TOXIC DEBT, LIAR LOANS, AND SECURITIZED HUMAN BEINGS: THE PANIC OF 1837 AND THE FATE OF SLAVERY by Edward E. Baptist
Early in the last decade, an Ayn Rand disciple named Alan Greenspan, who had been trusted with the U.S. government’s powers for regulating the financial economy, stated his faith in the ability of that economy to maintain its own stability: “Recent regulatory reform coupled with innovative technologies has spawned rapidly growing markets for, among other products, asset-backed securities, collateral loan obligations, and credit derivative default swaps. These increasingly complex financial instruments have contributed, especially over the recent stressful period, to the development of a far more flexible, efficient, and hence resilient financial system than existed just a quarter-century ago.”
At the beginning of this decade, in the wake of the failure of Greenspan’s faith to prevent the eclipse of one economic order of things, Robert Solow, another towering figure in the economics profession, reflected on Greenspan’s credo and voiced his suspicion that the financialization of the U.S. economy over the last quarter-century created not “real,” but fictitious wealth: “Flexible maybe, resilient apparently not, but how about efficient? How much do all those exotic securities, and the institutions that create them, buy them, and sell them, actually contribute to the ‘real’ economy that provides us with goods and services, now and for the future?”
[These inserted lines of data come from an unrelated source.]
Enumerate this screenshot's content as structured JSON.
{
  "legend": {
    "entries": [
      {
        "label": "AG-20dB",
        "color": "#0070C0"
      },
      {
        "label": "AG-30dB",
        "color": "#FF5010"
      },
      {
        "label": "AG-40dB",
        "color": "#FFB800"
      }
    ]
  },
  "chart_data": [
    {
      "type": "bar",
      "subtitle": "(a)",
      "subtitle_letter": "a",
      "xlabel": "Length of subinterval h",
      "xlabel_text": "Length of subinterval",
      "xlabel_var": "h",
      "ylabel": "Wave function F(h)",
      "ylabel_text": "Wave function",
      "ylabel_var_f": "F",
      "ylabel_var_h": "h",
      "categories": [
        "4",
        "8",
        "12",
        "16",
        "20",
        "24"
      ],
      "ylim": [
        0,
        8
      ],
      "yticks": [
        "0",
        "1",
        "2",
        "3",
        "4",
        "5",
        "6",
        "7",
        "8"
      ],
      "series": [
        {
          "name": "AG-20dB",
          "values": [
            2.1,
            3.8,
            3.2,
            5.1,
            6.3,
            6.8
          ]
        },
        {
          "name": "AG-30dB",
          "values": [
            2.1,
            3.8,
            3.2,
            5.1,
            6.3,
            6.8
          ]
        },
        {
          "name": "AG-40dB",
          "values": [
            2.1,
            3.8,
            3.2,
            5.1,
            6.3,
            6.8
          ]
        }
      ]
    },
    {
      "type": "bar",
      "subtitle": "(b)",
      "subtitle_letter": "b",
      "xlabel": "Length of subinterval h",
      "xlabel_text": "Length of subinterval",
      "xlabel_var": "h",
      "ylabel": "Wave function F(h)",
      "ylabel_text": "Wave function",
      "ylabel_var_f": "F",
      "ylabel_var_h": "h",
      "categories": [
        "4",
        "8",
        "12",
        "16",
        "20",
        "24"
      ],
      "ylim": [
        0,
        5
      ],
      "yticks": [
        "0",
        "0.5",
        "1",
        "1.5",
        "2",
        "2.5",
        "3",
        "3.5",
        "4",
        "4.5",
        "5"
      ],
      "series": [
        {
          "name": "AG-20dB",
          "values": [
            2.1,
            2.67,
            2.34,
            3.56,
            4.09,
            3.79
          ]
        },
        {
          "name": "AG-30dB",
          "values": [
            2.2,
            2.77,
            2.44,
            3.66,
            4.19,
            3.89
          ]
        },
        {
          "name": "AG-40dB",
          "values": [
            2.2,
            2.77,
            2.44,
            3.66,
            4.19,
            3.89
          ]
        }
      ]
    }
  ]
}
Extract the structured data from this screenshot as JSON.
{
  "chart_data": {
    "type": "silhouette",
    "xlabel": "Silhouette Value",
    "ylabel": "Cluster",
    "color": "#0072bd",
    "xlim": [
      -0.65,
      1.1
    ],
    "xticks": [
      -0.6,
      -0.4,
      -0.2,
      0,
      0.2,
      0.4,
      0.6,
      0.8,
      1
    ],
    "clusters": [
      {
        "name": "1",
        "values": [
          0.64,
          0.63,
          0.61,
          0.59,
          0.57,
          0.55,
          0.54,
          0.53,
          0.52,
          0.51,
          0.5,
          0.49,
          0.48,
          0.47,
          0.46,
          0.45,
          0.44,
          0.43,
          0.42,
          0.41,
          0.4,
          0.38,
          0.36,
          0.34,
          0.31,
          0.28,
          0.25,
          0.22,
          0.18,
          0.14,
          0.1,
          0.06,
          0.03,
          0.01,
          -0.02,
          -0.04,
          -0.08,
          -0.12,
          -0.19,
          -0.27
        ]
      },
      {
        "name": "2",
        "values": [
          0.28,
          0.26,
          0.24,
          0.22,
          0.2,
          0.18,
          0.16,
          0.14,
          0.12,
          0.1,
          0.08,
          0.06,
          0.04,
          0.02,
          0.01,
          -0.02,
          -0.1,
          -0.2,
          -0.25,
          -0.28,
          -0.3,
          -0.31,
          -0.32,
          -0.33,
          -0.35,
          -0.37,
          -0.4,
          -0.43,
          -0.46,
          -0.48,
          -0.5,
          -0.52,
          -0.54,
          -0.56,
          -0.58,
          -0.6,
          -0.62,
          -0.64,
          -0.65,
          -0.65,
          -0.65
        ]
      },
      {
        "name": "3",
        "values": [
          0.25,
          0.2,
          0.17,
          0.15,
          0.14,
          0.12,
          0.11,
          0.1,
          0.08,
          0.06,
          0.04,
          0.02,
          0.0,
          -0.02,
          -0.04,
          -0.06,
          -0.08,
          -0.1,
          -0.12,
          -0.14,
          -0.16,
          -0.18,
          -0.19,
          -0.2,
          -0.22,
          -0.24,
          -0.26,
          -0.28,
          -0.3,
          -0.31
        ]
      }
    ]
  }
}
Solow’s distinction between the “real” economy and the “exotic” realm of securitized debts like mortgage bonds, credit default swaps, toxic debt, and zombie banks is not uniquely his. As a widespread assumption—a persistent distinction in our thought between “real” and “fictive” money, wealth, or productivity—it may be one factor that accounts for the reluctance of many historians to delve into financial dynamics when seeking to account for “Hard Times.” Reflexively, we analyze such dynamics with the tools of the linguistic turn, and so spend our time demonstrating that the fictions on which economic actors build their worlds are, in fact, fictional. (Most historians are also reluctant—maybe even unprepared—to work with numbers.) But when collective euphoria, financial innovation, and astonishing disproportions of power mix together, what bubbles into being is anything but mere vapor. We can minimize its weight by calling it fiction, but we do so only at grave risk to our understanding of what happened and why. For in such financial exchanges we see not only the generation and transfer of real wealth—that is, real effects in the social and political world—but also that such transfers can incorporate great violence and disruption for some as the causes of great profit for others.